There are books I want to own, and I'm not chucking out my entire library. I have a first printing, first edition of Larry Niven's Ringworld, which is very rare and has errors he corrected by the second printing. But last time I read Ringworld was on my Kindle -- it's easier to take the entire collection on the airplane electronically rather than put the books all in a banker's box and buy a second seat.
I don't own the media for the sake of having an off-line backup of something I want to read. I own the media because I like the medium. Books are cool in their own way, but as I chew on a story, digest it, and incorporate what the author is saying into my view of reality, I need to be able to look up words that sometimes aren't in the dictionary but are on www.urbandictionary.com.

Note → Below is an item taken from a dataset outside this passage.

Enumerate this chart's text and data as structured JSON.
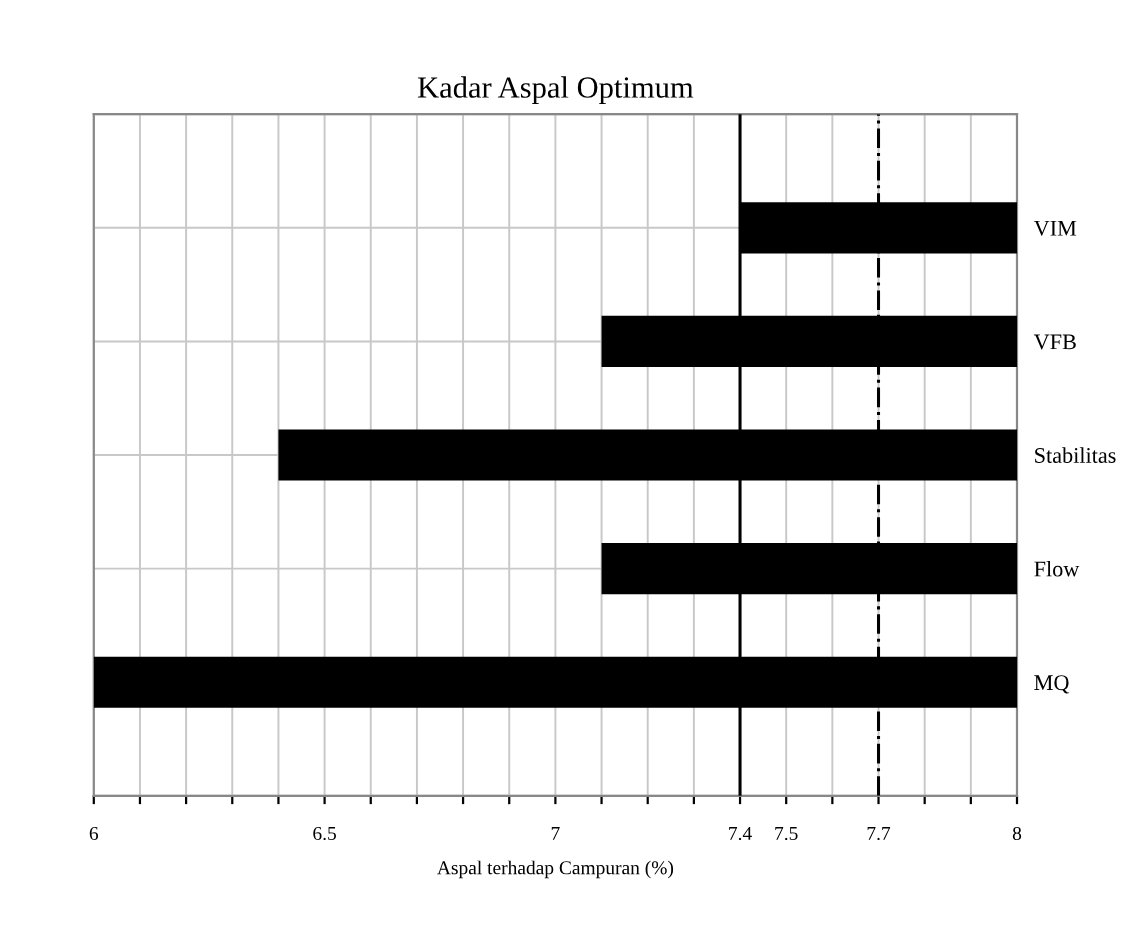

I need more information than I can find in the few hundred or so books I own, the stacks of magazines, or the printed journals I've collected over the years. I need it faster than climbing up the ladder in the dusty library, scanning titles of books, flipping through indexes, and then starting over.
The professor pulls out his mobile device, enters a brilliant query, and says, 'Aha!' The chef searches a database of Turkish culinary history on her tablet, and finds the perfect dish for the gala event.
The information is out there. The knowledge for what to do with that information is up to you.